Émuler la Gameboy

Dans cet article, nous allons étudier le fonctionnement de la Gameboy (nom de code « DMG-01 »). Ce ne sera qu’une courte introduction sur le sujet, afin de construire votre culture, et pouvoir continuer seul en autonomie votre étude du sujet, peut-être même construire un émulateur !

Je n’aborderai pas le fonctionnement exact des APIs (audio et vidéo) fournit par Nintendo ; je ne vais introduire que le CPU et la mémoire virtuelle.

L’émulation est un monde curieux, intéressant et subtil. Nombreux sont les passionnés et les curieux qui créent un émulateur.

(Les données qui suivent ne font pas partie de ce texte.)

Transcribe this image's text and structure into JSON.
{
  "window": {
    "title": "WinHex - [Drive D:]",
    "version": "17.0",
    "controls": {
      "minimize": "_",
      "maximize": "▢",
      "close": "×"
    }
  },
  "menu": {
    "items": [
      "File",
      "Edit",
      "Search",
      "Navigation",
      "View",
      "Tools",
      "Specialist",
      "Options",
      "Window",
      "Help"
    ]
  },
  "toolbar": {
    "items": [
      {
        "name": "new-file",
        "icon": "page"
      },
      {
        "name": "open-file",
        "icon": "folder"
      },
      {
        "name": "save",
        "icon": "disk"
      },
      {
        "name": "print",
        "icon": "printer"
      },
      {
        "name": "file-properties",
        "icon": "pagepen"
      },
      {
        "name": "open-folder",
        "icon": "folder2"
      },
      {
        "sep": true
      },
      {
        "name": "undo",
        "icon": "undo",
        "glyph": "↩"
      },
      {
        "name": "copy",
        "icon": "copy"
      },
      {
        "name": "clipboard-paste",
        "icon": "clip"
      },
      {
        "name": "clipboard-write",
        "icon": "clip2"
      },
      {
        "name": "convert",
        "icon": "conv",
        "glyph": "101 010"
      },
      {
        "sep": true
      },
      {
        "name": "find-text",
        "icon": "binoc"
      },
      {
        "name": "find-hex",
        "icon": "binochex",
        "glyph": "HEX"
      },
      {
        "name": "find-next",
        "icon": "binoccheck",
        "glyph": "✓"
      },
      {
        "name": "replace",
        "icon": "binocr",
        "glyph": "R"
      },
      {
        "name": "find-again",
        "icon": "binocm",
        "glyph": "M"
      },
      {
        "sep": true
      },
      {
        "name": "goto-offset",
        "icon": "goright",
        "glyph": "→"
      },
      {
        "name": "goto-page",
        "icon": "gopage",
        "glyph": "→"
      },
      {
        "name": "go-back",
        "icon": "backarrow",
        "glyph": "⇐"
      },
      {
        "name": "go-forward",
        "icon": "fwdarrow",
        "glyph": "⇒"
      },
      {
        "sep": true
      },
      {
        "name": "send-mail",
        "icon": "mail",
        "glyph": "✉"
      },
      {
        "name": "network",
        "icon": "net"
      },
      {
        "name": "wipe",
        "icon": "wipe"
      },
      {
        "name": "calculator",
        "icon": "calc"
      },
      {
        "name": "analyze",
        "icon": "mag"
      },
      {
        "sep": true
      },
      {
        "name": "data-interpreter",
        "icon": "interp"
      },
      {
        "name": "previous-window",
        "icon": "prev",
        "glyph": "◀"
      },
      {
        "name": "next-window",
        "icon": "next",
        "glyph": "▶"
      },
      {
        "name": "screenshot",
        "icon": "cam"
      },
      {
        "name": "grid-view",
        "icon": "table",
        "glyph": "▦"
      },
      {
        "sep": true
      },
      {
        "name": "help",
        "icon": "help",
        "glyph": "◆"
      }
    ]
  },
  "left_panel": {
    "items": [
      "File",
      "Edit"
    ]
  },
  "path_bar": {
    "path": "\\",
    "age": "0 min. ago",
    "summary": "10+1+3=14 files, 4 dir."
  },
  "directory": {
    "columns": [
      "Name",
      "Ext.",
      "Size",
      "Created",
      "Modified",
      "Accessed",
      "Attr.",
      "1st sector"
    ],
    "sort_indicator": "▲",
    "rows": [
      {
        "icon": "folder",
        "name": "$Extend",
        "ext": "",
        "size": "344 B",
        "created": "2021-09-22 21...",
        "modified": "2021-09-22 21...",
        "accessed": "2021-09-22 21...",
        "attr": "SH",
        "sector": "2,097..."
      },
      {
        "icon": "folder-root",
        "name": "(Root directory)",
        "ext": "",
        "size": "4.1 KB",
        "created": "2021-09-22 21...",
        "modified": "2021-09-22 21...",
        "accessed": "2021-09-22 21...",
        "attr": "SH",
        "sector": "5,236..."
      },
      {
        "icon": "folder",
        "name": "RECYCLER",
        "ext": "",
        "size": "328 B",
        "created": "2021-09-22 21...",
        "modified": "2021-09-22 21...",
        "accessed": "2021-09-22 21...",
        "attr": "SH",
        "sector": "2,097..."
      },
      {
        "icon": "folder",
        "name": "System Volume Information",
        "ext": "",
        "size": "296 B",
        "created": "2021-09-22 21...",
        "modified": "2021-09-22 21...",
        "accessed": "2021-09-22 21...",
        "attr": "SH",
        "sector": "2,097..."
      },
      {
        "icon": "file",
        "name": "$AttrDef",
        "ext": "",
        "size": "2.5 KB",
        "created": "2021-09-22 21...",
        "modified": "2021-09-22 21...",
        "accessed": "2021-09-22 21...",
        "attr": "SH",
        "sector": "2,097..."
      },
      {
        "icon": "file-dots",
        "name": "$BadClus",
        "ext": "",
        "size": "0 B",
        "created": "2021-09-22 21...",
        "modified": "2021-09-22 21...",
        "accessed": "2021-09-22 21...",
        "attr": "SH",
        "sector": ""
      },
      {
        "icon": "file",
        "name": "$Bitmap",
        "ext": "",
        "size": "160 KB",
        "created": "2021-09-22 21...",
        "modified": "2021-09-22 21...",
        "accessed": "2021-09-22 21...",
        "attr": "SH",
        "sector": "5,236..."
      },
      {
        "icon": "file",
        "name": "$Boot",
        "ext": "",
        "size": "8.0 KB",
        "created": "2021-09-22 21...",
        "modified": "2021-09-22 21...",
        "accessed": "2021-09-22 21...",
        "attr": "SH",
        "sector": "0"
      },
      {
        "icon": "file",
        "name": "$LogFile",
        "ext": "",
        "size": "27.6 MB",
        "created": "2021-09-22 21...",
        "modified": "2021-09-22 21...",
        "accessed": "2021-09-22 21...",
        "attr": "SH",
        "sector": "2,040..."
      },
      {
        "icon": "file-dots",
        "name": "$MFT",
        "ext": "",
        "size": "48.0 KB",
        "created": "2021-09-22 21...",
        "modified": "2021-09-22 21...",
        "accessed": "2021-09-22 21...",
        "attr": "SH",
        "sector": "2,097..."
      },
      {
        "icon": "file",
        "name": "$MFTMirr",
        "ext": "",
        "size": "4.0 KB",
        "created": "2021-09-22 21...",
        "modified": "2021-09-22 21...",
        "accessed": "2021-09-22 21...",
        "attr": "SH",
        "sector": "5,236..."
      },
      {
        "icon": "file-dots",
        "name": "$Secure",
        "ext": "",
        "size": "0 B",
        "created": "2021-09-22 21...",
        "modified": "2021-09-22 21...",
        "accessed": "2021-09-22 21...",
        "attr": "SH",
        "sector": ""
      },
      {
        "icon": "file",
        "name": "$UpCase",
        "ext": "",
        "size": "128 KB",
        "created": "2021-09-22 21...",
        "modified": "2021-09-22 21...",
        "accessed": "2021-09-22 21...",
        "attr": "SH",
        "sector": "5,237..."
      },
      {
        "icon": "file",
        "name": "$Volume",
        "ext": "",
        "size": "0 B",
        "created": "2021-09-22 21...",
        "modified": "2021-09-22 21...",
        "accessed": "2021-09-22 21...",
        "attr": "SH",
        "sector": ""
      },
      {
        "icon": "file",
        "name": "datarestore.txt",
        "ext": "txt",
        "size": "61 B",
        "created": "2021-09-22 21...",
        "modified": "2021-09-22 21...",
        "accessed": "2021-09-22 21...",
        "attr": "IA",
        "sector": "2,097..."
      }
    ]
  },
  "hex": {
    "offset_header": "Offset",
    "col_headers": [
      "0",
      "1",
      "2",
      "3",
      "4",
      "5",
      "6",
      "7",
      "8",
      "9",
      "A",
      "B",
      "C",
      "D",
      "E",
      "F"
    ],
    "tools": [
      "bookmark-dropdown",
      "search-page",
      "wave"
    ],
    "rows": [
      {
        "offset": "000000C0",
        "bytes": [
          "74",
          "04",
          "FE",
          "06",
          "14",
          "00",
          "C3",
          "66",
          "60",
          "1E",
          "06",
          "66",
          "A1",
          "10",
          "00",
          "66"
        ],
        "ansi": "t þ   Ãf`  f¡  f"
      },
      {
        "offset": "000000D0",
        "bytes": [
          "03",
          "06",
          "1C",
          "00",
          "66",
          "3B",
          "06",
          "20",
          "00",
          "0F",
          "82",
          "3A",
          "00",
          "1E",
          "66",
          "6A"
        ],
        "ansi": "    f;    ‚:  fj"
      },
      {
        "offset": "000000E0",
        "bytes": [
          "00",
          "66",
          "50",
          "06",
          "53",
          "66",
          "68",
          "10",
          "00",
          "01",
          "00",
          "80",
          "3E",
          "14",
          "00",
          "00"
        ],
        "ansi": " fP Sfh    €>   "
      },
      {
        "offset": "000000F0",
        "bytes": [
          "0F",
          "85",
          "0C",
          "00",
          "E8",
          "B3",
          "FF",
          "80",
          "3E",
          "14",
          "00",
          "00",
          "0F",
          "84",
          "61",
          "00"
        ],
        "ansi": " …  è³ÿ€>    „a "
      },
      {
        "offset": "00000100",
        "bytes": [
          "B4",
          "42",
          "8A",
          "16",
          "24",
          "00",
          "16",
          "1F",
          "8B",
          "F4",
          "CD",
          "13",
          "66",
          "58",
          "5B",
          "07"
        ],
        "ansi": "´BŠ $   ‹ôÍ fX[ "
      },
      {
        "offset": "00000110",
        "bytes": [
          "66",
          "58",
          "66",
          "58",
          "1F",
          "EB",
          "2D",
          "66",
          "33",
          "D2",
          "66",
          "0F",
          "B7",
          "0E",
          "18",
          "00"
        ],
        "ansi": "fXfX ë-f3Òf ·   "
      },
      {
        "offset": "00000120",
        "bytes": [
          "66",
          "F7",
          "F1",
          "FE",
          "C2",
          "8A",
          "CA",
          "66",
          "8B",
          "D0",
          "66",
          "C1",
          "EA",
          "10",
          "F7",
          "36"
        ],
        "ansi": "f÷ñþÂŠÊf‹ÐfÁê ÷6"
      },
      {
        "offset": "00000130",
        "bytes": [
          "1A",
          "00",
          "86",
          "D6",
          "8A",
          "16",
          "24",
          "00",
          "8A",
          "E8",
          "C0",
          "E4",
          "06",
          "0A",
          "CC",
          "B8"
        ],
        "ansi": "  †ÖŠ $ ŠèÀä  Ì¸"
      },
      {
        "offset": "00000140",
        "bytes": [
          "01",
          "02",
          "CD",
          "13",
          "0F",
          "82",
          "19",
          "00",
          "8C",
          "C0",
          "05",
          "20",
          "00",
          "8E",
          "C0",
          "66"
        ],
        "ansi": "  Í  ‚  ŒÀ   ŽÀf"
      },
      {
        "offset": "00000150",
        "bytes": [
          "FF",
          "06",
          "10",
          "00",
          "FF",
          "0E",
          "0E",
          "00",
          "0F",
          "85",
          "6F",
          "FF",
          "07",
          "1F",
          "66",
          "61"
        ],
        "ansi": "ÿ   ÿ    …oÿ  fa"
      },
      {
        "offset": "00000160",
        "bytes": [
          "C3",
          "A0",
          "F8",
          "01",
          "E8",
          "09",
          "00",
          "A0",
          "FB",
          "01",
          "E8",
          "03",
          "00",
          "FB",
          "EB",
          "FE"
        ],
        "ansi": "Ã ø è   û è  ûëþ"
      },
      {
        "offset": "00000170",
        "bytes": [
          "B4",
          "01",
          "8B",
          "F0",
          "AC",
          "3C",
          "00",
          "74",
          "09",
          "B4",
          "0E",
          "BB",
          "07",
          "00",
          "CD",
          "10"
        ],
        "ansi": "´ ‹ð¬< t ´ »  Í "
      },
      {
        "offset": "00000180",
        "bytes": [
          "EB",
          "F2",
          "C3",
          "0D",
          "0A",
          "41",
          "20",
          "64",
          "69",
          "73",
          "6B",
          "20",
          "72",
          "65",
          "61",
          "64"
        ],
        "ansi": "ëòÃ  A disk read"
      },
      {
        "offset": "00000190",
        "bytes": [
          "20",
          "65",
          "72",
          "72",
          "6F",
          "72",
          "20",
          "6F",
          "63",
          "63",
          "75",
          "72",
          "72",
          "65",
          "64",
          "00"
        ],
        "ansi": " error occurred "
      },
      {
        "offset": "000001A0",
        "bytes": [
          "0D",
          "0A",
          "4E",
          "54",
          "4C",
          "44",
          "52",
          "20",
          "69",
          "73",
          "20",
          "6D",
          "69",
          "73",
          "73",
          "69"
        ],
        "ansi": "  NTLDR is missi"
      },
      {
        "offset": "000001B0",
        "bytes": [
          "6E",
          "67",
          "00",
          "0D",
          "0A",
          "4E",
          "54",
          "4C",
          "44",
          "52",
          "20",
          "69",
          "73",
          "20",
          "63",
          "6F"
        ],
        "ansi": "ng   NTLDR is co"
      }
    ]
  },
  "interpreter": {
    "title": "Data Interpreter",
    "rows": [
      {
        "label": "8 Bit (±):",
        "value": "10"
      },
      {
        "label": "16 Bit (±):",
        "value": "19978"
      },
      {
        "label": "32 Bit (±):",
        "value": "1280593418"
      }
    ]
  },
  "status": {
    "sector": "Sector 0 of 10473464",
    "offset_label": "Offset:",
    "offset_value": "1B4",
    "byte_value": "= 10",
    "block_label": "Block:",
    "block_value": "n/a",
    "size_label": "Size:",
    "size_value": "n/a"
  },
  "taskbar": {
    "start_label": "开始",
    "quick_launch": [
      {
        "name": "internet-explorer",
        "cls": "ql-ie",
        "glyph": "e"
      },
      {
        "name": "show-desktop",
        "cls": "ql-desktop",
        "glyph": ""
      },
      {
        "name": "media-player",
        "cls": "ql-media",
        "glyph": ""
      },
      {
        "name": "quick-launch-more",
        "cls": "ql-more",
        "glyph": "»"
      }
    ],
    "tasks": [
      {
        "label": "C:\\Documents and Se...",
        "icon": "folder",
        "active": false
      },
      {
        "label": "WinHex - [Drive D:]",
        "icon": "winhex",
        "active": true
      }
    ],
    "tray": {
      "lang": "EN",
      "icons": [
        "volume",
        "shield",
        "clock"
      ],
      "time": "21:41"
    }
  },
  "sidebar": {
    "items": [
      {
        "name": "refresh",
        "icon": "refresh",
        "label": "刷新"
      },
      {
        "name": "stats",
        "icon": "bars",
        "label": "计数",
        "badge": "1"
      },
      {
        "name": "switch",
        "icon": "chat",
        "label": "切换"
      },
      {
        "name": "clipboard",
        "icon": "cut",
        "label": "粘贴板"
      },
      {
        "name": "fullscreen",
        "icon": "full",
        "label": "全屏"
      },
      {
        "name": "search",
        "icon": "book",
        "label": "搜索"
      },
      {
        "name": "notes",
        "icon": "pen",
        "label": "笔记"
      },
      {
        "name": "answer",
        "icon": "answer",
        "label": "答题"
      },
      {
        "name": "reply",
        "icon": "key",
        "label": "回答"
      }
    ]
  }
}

Ces passionnés sont rassemblés sous l’étendard d’un subreddit : /r/EmuDev. Vous trouverez des réponses à vos questions ainsi qu’un Discord. La communauté est très ouverte et agréable !

 

Les documentations

Voici la plupart des documentations utiles. Nous allons les rencontrer à nouveau par la suite de cet article, et apprendre à les comprendre ensemble. Notez bien que certaines de ces documentations possèdent des erreurs. Il est important de relier les informations entre chaque documentation.

 

Gameboy ou Gameboy Color ?

Vous pouvez le constater, les deux consoles sont très similaires ! Le processeur est le même, seul sa fréquence a été doublé. Le « framework » interne est également le même à la différence près de l’ajout des couleurs dans la Gameboy Color.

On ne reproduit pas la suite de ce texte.